Culture, creativity, and the 1960s: ‘turn on and drop in,’ design trends, and psychedelics as a productivity tool
Amanda and Joe argue that psychedelics fueled cultural flourishing and creativity—from music and spirituality to industrial design. Joe uses the 1969 vs 1980 Mustang comparison as a metaphor for the post-1970 decline in aesthetic ambition and creative confidence.
Next-gen research frontier: 7-Tesla imaging, MEG, mapping mystical states, and the Go-performance question
Amanda outlines ambitious upcoming studies using higher-resolution brain imaging (7T fMRI) and MEG to personalize data and correlate subjective mystical states with measurable neural signatures. They also discuss performance enhancement examples—Go, pool, sports, and the famous ‘no-hitter on acid.’
Anomalous experiences: entities, bad trips, telepathy, and near-death parallels
Joe asks about DMT entities; Amanda distinguishes LSD from DMT/psilocybin phenomenology and shares concerns about darker experiences.

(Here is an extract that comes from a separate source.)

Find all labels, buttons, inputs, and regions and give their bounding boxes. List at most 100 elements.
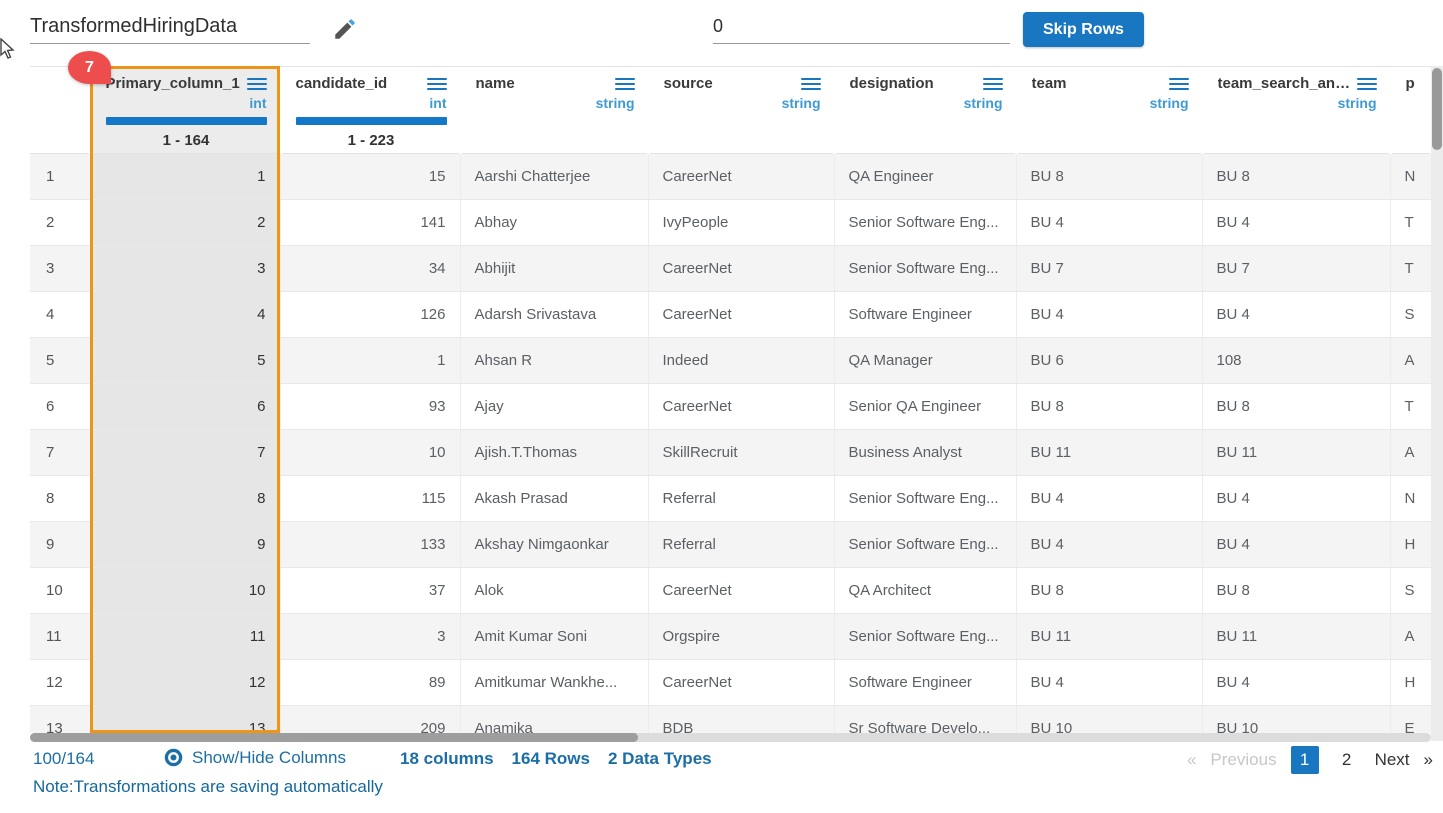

They move into near-death experiences, endogenous neurochemistry, and Amanda’s personal ‘telepathy’ stories centered on her pigeon Bertie, concluding with speculation on latent human capacities suppressed by ego/noise.
A ‘Beckley Harbor’ vision and closing appeal: democratizing access, funding research, and how to support
Amanda proposes a care-home/clinic model to rapidly collect data and personalize microdosing protocols for Alzheimer’s and related conditions, aiming to replicate ‘terminal lucidity’ without waiting for death. The episode closes with a discussion of ethical commercialization, the need for philanthropy, and directions to support the Beckley Foundation.